Productores soplan 69 velitas: mirá de quiénes se trata
Sin embargo, esa trayectoria no fue color de rosas. Según cuenta Eduardo Garcés, su actual presidente, para ser una “federación” -tal como le impusieron de nombre- se debía contar con entidades federadas. Es decir, no podía tener afiliados directos, sino a través de otras instituciones según marca la ley argentina, lo que demandó una ardua tarea de dar a luz a centros de productores en toda la provincia. “Somos una entidad de segundo grado, nuestros afiliados son los centros de viñateros”, explicó Garcés.

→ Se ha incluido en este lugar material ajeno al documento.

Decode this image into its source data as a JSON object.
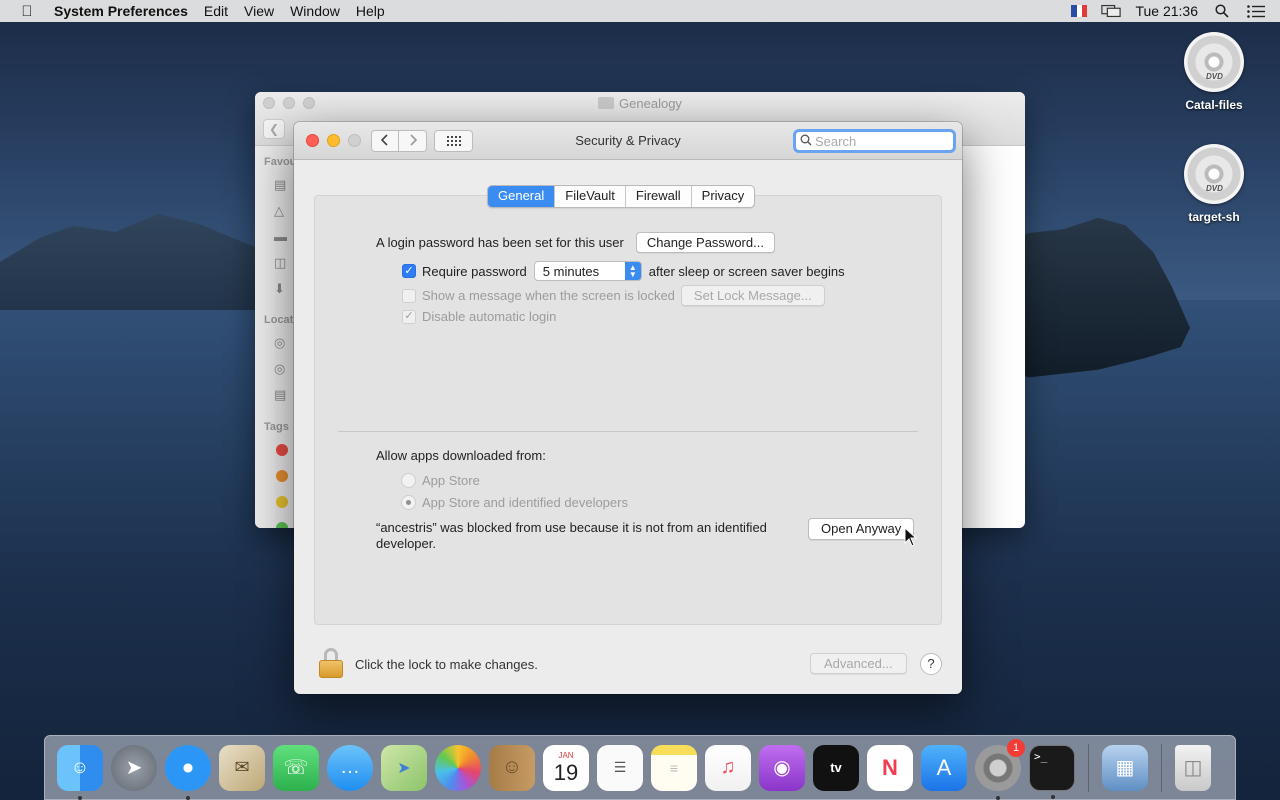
{
  "menubar": {
    "app_name": "System Preferences",
    "menus": [
      "Edit",
      "View",
      "Window",
      "Help"
    ],
    "clock": "Tue 21:36",
    "icons": [
      "apple-icon",
      "input-flag-icon",
      "display-mirror-icon",
      "spotlight-icon",
      "notification-center-icon"
    ]
  },
  "desktop": {
    "icons": [
      {
        "label": "Catal-files",
        "icon": "dvd-disc-icon"
      },
      {
        "label": "target-sh",
        "icon": "dvd-disc-icon"
      }
    ]
  },
  "finder": {
    "title": "Genealogy",
    "sidebar_labels": {
      "favourites": "Favou",
      "locations": "Locat",
      "tags": "Tags"
    },
    "tag_colors": [
      "#e94b45",
      "#e8902f",
      "#e8c42f",
      "#5cc152"
    ]
  },
  "prefs": {
    "title": "Security & Privacy",
    "search": {
      "placeholder": "Search",
      "value": ""
    },
    "tabs": [
      {
        "label": "General",
        "active": true
      },
      {
        "label": "FileVault",
        "active": false
      },
      {
        "label": "Firewall",
        "active": false
      },
      {
        "label": "Privacy",
        "active": false
      }
    ],
    "general": {
      "login_text": "A login password has been set for this user",
      "change_password_btn": "Change Password...",
      "require_password_label": "Require password",
      "require_password_checked": true,
      "require_password_delay": "5 minutes",
      "after_sleep_text": "after sleep or screen saver begins",
      "show_message_label": "Show a message when the screen is locked",
      "show_message_checked": false,
      "set_lock_message_btn": "Set Lock Message...",
      "disable_auto_login_label": "Disable automatic login",
      "disable_auto_login_checked": true,
      "allow_apps_label": "Allow apps downloaded from:",
      "radio_app_store": "App Store",
      "radio_identified": "App Store and identified developers",
      "radio_selected": "App Store and identified developers",
      "blocked_message": "“ancestris” was blocked from use because it is not from an identified developer.",
      "open_anyway_btn": "Open Anyway"
    },
    "footer": {
      "lock_text": "Click the lock to make changes.",
      "advanced_btn": "Advanced...",
      "help_btn": "?"
    }
  },
  "dock": {
    "items": [
      {
        "name": "finder-icon",
        "color": "#3ea2f2",
        "running": true
      },
      {
        "name": "launchpad-icon",
        "color": "#8a8f98",
        "running": false
      },
      {
        "name": "safari-icon",
        "color": "#1e8cf0",
        "running": true
      },
      {
        "name": "mail-icon",
        "color": "#d9c9a2",
        "running": false
      },
      {
        "name": "facetime-icon",
        "color": "#36c759",
        "running": false
      },
      {
        "name": "messages-icon",
        "color": "#3aa6f5",
        "running": false
      },
      {
        "name": "maps-icon",
        "color": "#8bc46a",
        "running": false
      },
      {
        "name": "photos-icon",
        "color": "#f4f4f4",
        "running": false
      },
      {
        "name": "contacts-icon",
        "color": "#b08652",
        "running": false
      },
      {
        "name": "calendar-icon",
        "color": "#ffffff",
        "running": false,
        "month": "JAN",
        "day": "19"
      },
      {
        "name": "reminders-icon",
        "color": "#f8f8f8",
        "running": false
      },
      {
        "name": "notes-icon",
        "color": "#f7dd59",
        "running": false
      },
      {
        "name": "music-icon",
        "color": "#f64e5f",
        "running": false
      },
      {
        "name": "podcasts-icon",
        "color": "#9c45d6",
        "running": false
      },
      {
        "name": "tv-icon",
        "color": "#111111",
        "running": false
      },
      {
        "name": "news-icon",
        "color": "#f7f7f7",
        "running": false
      },
      {
        "name": "app-store-icon",
        "color": "#2a8cf3",
        "running": false
      },
      {
        "name": "system-preferences-icon",
        "color": "#8c8c8c",
        "running": true,
        "badge": "1"
      },
      {
        "name": "terminal-icon",
        "color": "#1a1a1a",
        "running": true
      }
    ],
    "extras": [
      {
        "name": "preview-icon",
        "color": "#7aa8d8"
      },
      {
        "name": "trash-icon",
        "color": "#dcdcdc"
      }
    ]
  }
}
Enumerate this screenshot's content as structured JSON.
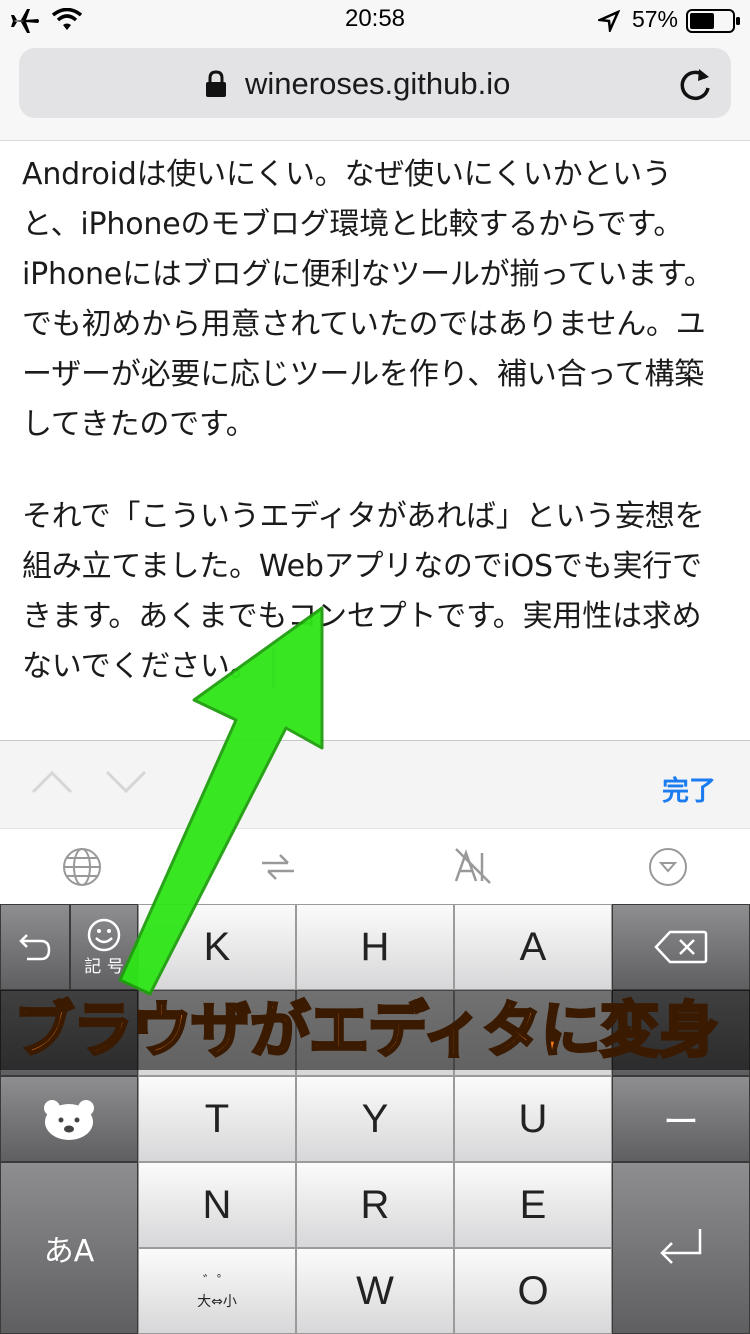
{
  "status_bar": {
    "time": "20:58",
    "battery_percent": "57%"
  },
  "browser": {
    "url": "wineroses.github.io"
  },
  "editor": {
    "paragraphs": [
      "Androidは使いにくい。なぜ使いにくいかというと、iPhoneのモブログ環境と比較するからです。iPhoneにはブログに便利なツールが揃っています。でも初めから用意されていたのではありません。ユーザーが必要に応じツールを作り、補い合って構築してきたのです。",
      "それで「こういうエディタがあれば」という妄想を組み立てました。WebアプリなのでiOSでも実行できます。あくまでもコンセプトです。実用性は求めないでください。"
    ]
  },
  "accessory_bar": {
    "done_label": "完了"
  },
  "keyboard": {
    "keys": {
      "k": "K",
      "h": "H",
      "a": "A",
      "t": "T",
      "y": "Y",
      "u": "U",
      "n": "N",
      "r": "R",
      "e": "E",
      "w": "W",
      "o": "O"
    },
    "symbols_label": "記 号",
    "mode_label": "あA",
    "dash_label": "ー",
    "dakuten_label": "゛゜",
    "size_label": "大⇔小"
  },
  "overlay": {
    "caption": "ブラウザがエディタに変身"
  },
  "colors": {
    "accent": "#1a7cf0",
    "caption": "#ff7f14",
    "arrow": "#2ee617"
  }
}
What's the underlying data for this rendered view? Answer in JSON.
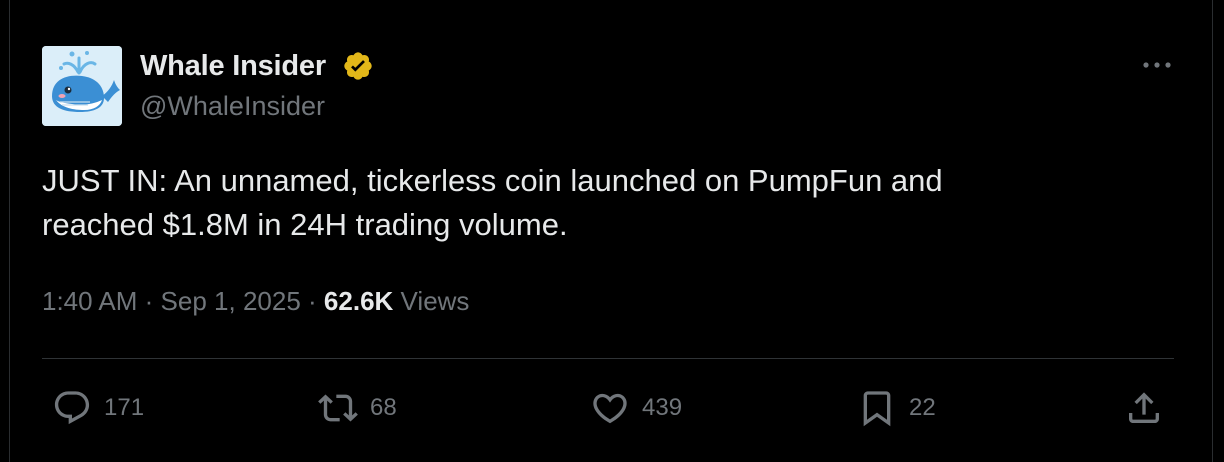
{
  "tweet": {
    "author": {
      "name": "Whale Insider",
      "handle": "@WhaleInsider",
      "avatar": "whale-avatar",
      "verified": true,
      "verified_color": "#e2b719"
    },
    "text": "JUST IN: An unnamed, tickerless coin launched on PumpFun and\nreached $1.8M in 24H trading volume.",
    "time": "1:40 AM",
    "date": "Sep 1, 2025",
    "separator": "·",
    "views_count": "62.6K",
    "views_label": "Views",
    "actions": {
      "replies": {
        "icon": "reply-icon",
        "count": "171"
      },
      "reposts": {
        "icon": "repost-icon",
        "count": "68"
      },
      "likes": {
        "icon": "heart-icon",
        "count": "439"
      },
      "bookmarks": {
        "icon": "bookmark-icon",
        "count": "22"
      },
      "share": {
        "icon": "share-icon"
      }
    },
    "more_icon": "more-icon"
  },
  "colors": {
    "background": "#000000",
    "text": "#e7e9ea",
    "secondary": "#71767b",
    "divider": "#2f3336"
  }
}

Hubo un tiempo donde había un centro por cada uno de los 19 departamentos de San Juan. Hoy solo quedan 14, y en Capital donde desapareció totalmente la zona rural, se extinguió la chanche de reflotarlo. Ese “achique” también se nota en la superficie implantada: de las casi 65.000 hectáreas de vid de aquellos años, hoy calculan que quedan unas 35.000 contando los viñedos que están abandonados. “Van desapareciendo productores y centros departamentales”, dijo Garcés. El poder político de la entidad fue fuerte y en las cenas multitudinarias de aniversario, los productores levantaban o bajaban el pulgar a los postulantes al Ministerio de Producción.
Garcés lleva 10 años timoneando los destinos de la entidad, y entre los servicios que presta está el de administrar los Fondos Rotatorios, mediante la compra a granel de agroquímicos y abonos, para luego repartirlos en cuotas a los productores asociados. También brinda servicios de salud, ya que permite afiliar a la Obra Social Provincia tanto a productores como a personas que no trabajan en el Estado.
La entidad además está bajo el ala de la Confederación Argentina de la Mediana Empresa (CAME), y de la Confederación Federal de la Producción, una rama de la Confederación General Económica. Desde 1991 cuenta con edificio propio que funciona en la esquina de calle Caseros y 25 de Mayo.